Литмир - Электронная Библиотека

Снова Монреаль; то же 7 ноября – красный день календаря 2000

Вот это, примерно, Шурик, и есть ответ на второй заданный тобой вопрос: что я подразумеваю под выражением "феномен авиации". В последние же годы он мне особенно бил по мозгам во времена моих возвращений в Россию из Канады. Представь себе, Александр Лазаревич, что ты живешь в некой стране, где у тебя течет своя жизнь с её какими-то устоявшимися правилами, привычками, ценностями… Каждый день ты ходишь по одним и тем же улицам, где уже знаешь каждый дом и каждую выбоину в асфальте. Видишься с одними и теми же людьми, совершаешь одни и те же поступки, пьешь те же самые напитки. И мир вокруг тебя замыкается в своей повседневности, становится этакой, четырехстенной, герметически закрытой коробочкой. Так что сидишь вечером перед початой бутылью водки и кажется тебе, что ничего больше не существует кроме вот этих окружающих тебя, таких знакомых стен, деревьев и фонаря за окном, твоего района, ближайшего винного магазина, банка, вот этого парка, где вчера на пеньке пил пиво. И повторяешь про себя булгаковские слова: "Но нет, нет! Лгут обольстители-мистики, никаких Караибских морей нет на свете, и не плывут в них отчаянные флибустьеры, и не гонится за ними корвет, не стелется над волной пушечный дым. Нет ничего и ничего не было. Вон чахлая липа есть, есть чугунная решетка, а за ней бульвар"… Как, вдруг, благодаря стечению обстоятельств ты оказываешься сидящим в таком длинном сером коридоре с креслами. А с боку за круглым иллюминатором прямо под тобой снега Гренландии. И это там внизу настоящая Гренландия, а не телевизионная картинка из клуба кинопутешествий. За Гренландией океан, и снова снега скандинавских гор. И горы те тоже настоящие! И ты, видя всё это наяву, в течение нескольких часов попадаешь в совершенно другую страну, где всё-всё другое. Даже если это страна, в которой ты уже жил и жил долго.

Всё равно она совершенно иная и абсолютно тебе незнакомая. И ты едешь из аэропорта, на каждом шагу делая открытия, так что счастью твоему нет предела. А потом приезжаешь в дом, который когда-то был твоим, обнимаешь старенькую бабушку-тёщу и садишься с бутылочкой у окна на 11 этаже с видом на Кузьминки и Выхино. Смотришь в окно и шепчешь строки нашего великого земляка:

Когда постранствуешь, воротишься домой,

Смотри вокруг, кому еще ты нужен.

Кому теперь в друзья ты попадешь?

Осмотришься, купи себе на ужин

Какого-нибудь сладкого вина.

Смотри в окно и думай понемногу.

Именно это ощущение безграничного счастья испытывал я за те четыре моих приезда в Россию из Канады, что имели место за прошедшие пять лет.
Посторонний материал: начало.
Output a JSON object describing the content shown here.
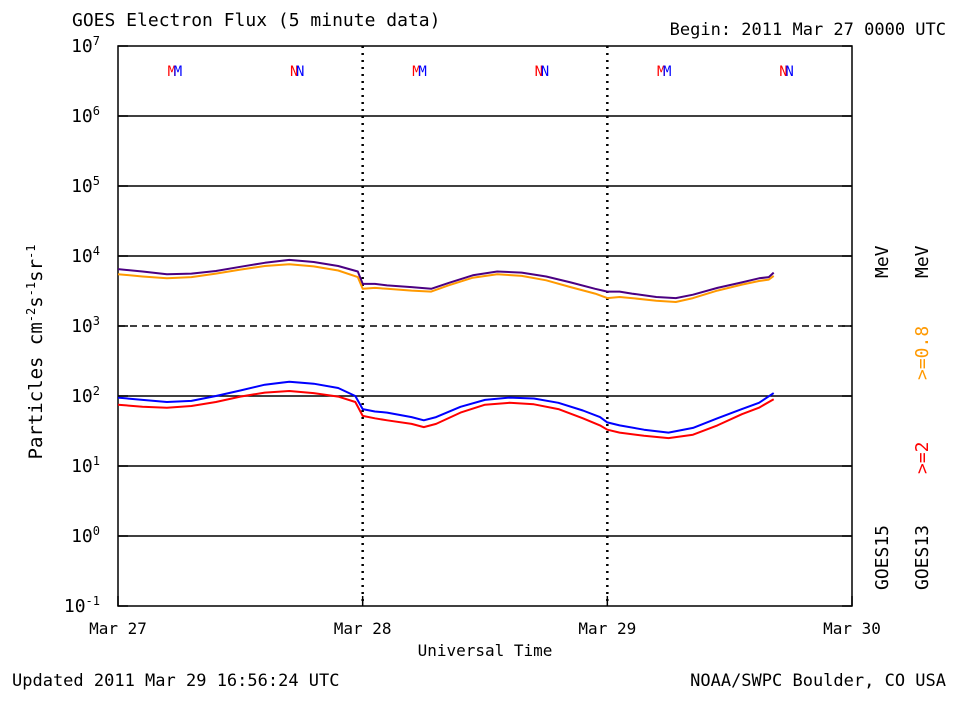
{
  "header": {
    "title": "GOES Electron Flux (5 minute data)",
    "begin": "Begin: 2011 Mar 27 0000 UTC"
  },
  "footer": {
    "updated": "Updated 2011 Mar 29 16:56:24 UTC",
    "credit": "NOAA/SWPC Boulder, CO USA"
  },
  "colors": {
    "goes15_ge2": "#0000ff",
    "goes15_ge08": "#4b0082",
    "goes13_ge2": "#ff0000",
    "goes13_ge08": "#ff9900",
    "axis": "#000000"
  },
  "legend": {
    "goes15": "GOES15",
    "goes13": "GOES13",
    "ge2": ">=2",
    "ge08": ">=0.8",
    "mev": "MeV"
  },
  "chart_data": {
    "type": "line",
    "title": "GOES Electron Flux (5 minute data)",
    "xlabel": "Universal Time",
    "ylabel_parts": [
      "Particles cm",
      "-2",
      "s",
      "-1",
      "sr",
      "-1"
    ],
    "xlim": [
      0,
      3
    ],
    "x_ticks": [
      {
        "v": 0,
        "label": "Mar 27"
      },
      {
        "v": 1,
        "label": "Mar 28"
      },
      {
        "v": 2,
        "label": "Mar 29"
      },
      {
        "v": 3,
        "label": "Mar 30"
      }
    ],
    "y_scale": "log",
    "ylim": [
      0.1,
      10000000
    ],
    "y_ticks": [
      {
        "v": 0.1,
        "base": "10",
        "exp": "-1"
      },
      {
        "v": 1,
        "base": "10",
        "exp": "0"
      },
      {
        "v": 10,
        "base": "10",
        "exp": "1"
      },
      {
        "v": 100,
        "base": "10",
        "exp": "2"
      },
      {
        "v": 1000,
        "base": "10",
        "exp": "3"
      },
      {
        "v": 10000,
        "base": "10",
        "exp": "4"
      },
      {
        "v": 100000,
        "base": "10",
        "exp": "5"
      },
      {
        "v": 1000000,
        "base": "10",
        "exp": "6"
      },
      {
        "v": 10000000,
        "base": "10",
        "exp": "7"
      }
    ],
    "solid_gridlines": [
      1,
      10,
      100,
      10000,
      100000,
      1000000
    ],
    "dashed_gridlines": [
      1000
    ],
    "midnight_markers": [
      1,
      2
    ],
    "markers": [
      {
        "x": 0.22,
        "label": "M",
        "color": "#ff0000"
      },
      {
        "x": 0.245,
        "label": "M",
        "color": "#0000ff"
      },
      {
        "x": 0.72,
        "label": "N",
        "color": "#ff0000"
      },
      {
        "x": 0.745,
        "label": "N",
        "color": "#0000ff"
      },
      {
        "x": 1.22,
        "label": "M",
        "color": "#ff0000"
      },
      {
        "x": 1.245,
        "label": "M",
        "color": "#0000ff"
      },
      {
        "x": 1.72,
        "label": "N",
        "color": "#ff0000"
      },
      {
        "x": 1.745,
        "label": "N",
        "color": "#0000ff"
      },
      {
        "x": 2.22,
        "label": "M",
        "color": "#ff0000"
      },
      {
        "x": 2.245,
        "label": "M",
        "color": "#0000ff"
      },
      {
        "x": 2.72,
        "label": "N",
        "color": "#ff0000"
      },
      {
        "x": 2.745,
        "label": "N",
        "color": "#0000ff"
      }
    ],
    "series": [
      {
        "name": "GOES15 >=0.8 MeV",
        "color": "#4b0082",
        "x": [
          0,
          0.1,
          0.2,
          0.3,
          0.4,
          0.5,
          0.6,
          0.7,
          0.8,
          0.9,
          0.98,
          1.0,
          1.05,
          1.1,
          1.2,
          1.28,
          1.35,
          1.45,
          1.55,
          1.65,
          1.75,
          1.85,
          1.95,
          2.0,
          2.05,
          2.1,
          2.2,
          2.28,
          2.35,
          2.45,
          2.55,
          2.62,
          2.66,
          2.68
        ],
        "y": [
          6500,
          6000,
          5500,
          5600,
          6100,
          7000,
          8000,
          8800,
          8200,
          7200,
          6000,
          4000,
          4000,
          3800,
          3600,
          3400,
          4100,
          5300,
          6000,
          5800,
          5100,
          4200,
          3400,
          3100,
          3100,
          2900,
          2600,
          2500,
          2800,
          3500,
          4200,
          4800,
          5000,
          5800
        ]
      },
      {
        "name": "GOES13 >=0.8 MeV",
        "color": "#ff9900",
        "x": [
          0,
          0.1,
          0.2,
          0.3,
          0.4,
          0.5,
          0.6,
          0.7,
          0.8,
          0.9,
          0.98,
          1.0,
          1.05,
          1.1,
          1.2,
          1.28,
          1.35,
          1.45,
          1.55,
          1.65,
          1.75,
          1.85,
          1.95,
          2.0,
          2.05,
          2.1,
          2.2,
          2.28,
          2.35,
          2.45,
          2.55,
          2.62,
          2.66,
          2.68
        ],
        "y": [
          5500,
          5100,
          4800,
          5000,
          5600,
          6400,
          7200,
          7600,
          7100,
          6200,
          5000,
          3400,
          3500,
          3400,
          3200,
          3100,
          3800,
          4900,
          5500,
          5200,
          4500,
          3600,
          2900,
          2500,
          2600,
          2500,
          2300,
          2200,
          2500,
          3200,
          3900,
          4400,
          4600,
          5200
        ]
      },
      {
        "name": "GOES15 >=2 MeV",
        "color": "#0000ff",
        "x": [
          0,
          0.1,
          0.2,
          0.3,
          0.4,
          0.5,
          0.6,
          0.7,
          0.8,
          0.9,
          0.97,
          1.0,
          1.05,
          1.1,
          1.2,
          1.25,
          1.3,
          1.4,
          1.5,
          1.6,
          1.7,
          1.8,
          1.9,
          1.97,
          2.0,
          2.05,
          2.15,
          2.25,
          2.35,
          2.45,
          2.55,
          2.62,
          2.68
        ],
        "y": [
          95,
          88,
          82,
          85,
          100,
          120,
          145,
          160,
          150,
          130,
          100,
          65,
          60,
          58,
          50,
          45,
          50,
          70,
          88,
          95,
          92,
          80,
          62,
          50,
          42,
          38,
          33,
          30,
          35,
          48,
          65,
          80,
          110
        ]
      },
      {
        "name": "GOES13 >=2 MeV",
        "color": "#ff0000",
        "x": [
          0,
          0.1,
          0.2,
          0.3,
          0.4,
          0.5,
          0.6,
          0.7,
          0.8,
          0.9,
          0.97,
          1.0,
          1.05,
          1.1,
          1.2,
          1.25,
          1.3,
          1.4,
          1.5,
          1.6,
          1.7,
          1.8,
          1.9,
          1.97,
          2.0,
          2.05,
          2.15,
          2.25,
          2.35,
          2.45,
          2.55,
          2.62,
          2.68
        ],
        "y": [
          75,
          70,
          68,
          72,
          82,
          98,
          112,
          118,
          110,
          98,
          82,
          52,
          48,
          45,
          40,
          36,
          40,
          58,
          75,
          80,
          76,
          65,
          48,
          38,
          33,
          30,
          27,
          25,
          28,
          38,
          55,
          68,
          90
        ]
      }
    ]
  }
}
Но особенно памятен первый приезд в совершенно чужую и незнакомую Россию Ельцина 1995 года. Никогда не забуду эти два наложившиеся друг на друга ощущения:возвращение в свое, родное и до боли любопытное познавание чего-то совершенно другого, что я никогда в жизни не видел. Ведь я уехал из Союза в самый интересный момент истории этого хоть и сильно уже разъеденного перестройкой, но всё же еще очень даже могучего, а главное, привычного всем государства. Из страны бесконечных митингов в Лужниках и бесконечных очередей у винных магазинов, где мне всё, абсолютно всё было знакомо. Где я был такой же, как и все остальные, свой среди своих.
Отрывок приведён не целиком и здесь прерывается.